Electrophysiological properties of human neurons. (A) Transverse section through spinal cord 10 days after implantation of human cells (red, hNA), with one human cell labeled intracellularly with biocytin (green), counterstained with Hoechst 33324 (blue). Diagram above shows placement of the field shown within the cross-sectional area of the cord. (B) Optical section through this neuron, showing colocalization of biocytin (green) and hNA (red) in side views of confocal stack.

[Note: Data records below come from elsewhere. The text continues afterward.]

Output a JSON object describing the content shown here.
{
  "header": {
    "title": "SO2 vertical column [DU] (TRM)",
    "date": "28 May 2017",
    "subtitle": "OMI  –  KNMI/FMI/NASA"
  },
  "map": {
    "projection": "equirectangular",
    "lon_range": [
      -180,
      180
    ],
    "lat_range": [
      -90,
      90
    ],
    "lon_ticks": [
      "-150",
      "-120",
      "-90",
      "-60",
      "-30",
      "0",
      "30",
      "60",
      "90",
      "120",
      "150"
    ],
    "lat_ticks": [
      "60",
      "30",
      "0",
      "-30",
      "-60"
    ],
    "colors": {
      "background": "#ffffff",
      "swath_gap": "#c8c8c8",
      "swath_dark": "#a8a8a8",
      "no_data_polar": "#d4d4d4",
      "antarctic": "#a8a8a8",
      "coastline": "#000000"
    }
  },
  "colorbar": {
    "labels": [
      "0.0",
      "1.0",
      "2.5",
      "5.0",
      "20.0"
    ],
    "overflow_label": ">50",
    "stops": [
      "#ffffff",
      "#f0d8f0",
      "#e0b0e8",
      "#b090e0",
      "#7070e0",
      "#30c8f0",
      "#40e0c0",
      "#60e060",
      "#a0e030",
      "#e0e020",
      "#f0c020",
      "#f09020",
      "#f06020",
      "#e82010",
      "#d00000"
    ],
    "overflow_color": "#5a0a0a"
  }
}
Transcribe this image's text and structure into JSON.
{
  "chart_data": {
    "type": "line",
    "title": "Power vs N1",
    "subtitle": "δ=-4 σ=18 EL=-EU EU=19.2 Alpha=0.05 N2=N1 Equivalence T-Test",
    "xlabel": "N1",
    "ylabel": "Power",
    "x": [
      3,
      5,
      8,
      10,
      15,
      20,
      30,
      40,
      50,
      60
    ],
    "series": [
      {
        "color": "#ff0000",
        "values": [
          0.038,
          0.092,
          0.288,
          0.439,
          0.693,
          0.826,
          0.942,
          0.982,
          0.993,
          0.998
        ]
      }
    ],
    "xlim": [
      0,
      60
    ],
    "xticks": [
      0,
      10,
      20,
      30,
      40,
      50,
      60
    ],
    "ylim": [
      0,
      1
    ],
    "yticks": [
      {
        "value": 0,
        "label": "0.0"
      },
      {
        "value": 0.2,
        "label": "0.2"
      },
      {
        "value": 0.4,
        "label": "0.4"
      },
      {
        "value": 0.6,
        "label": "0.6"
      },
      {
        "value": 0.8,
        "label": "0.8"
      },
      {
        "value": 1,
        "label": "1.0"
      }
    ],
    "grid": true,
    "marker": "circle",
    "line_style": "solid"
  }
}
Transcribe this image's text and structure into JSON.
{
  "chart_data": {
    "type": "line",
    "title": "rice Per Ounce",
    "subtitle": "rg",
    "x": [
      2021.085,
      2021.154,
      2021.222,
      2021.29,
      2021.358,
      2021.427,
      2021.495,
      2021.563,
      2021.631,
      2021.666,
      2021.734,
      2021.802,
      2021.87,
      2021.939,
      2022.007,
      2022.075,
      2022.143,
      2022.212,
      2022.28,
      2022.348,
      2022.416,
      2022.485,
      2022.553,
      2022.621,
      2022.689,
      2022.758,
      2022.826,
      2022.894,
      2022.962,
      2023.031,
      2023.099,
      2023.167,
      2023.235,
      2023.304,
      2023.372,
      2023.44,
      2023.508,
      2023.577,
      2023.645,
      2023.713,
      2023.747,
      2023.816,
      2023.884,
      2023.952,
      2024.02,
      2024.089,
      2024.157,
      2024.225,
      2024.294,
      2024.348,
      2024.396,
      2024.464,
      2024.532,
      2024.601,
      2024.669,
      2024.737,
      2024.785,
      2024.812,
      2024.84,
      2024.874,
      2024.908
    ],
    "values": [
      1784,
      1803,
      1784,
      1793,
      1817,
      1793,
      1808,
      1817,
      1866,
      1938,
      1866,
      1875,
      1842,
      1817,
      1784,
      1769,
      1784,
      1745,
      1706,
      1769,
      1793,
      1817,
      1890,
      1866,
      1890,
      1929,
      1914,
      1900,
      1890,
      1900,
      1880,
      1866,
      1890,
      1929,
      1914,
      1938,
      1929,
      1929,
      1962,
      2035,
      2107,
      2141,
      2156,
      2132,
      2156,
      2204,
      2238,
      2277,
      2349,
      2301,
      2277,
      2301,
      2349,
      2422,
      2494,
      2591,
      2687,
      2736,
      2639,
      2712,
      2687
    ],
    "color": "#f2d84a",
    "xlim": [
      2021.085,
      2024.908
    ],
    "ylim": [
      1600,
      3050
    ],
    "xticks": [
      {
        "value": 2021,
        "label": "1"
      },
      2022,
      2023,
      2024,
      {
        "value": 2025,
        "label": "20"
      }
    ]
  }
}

B′ is a slice of the single optical section, showing the red channel only, displaced to the left to emphasize that the biocytin-labeled neuron expresses hNA. (C) Current steps (600 ms, incrementing + 20 from –120 pA) in current–clamp mode show that the human cell is excitable, fires overshooting action potentials in response to depolarization, and exhibits a voltage sag in response to hyperpolarizing pulses. I–V curve shown to the right. (D and E) Spontaneous synaptic events observed at resting membrane potential (–52 mV) in current–(D) and voltage–clamp (E) mode. The cell had an input resistance of 375 megaohms and a membrane time constant of 45 ms. [Bars, 100 μm(A); 60 μm(B); 10 mV, 60 pA, and 100 ms (C); 5 mV(D); 50 pA (E); and 1 sec (D and E).

Fig. 5.

Morphological evidence of synaptic contacts onto human cells. (A) Human cells (red, hNA) are decorated with GABA+ synaptic terminals (green), as are nearby chicken neurons (asterisks). (B) Human (green, hNA) and (C) chicken neurons, retrogradely labeled from peripheral nerve (red, RDA), decorated with synaptotagmin+ terminals (blue). A–C are from 10-μm transverse sections, dorsal up. B and C are 0.5-μm optical sections. [Bars, 20 μm(A) and 10 μm(B and C).]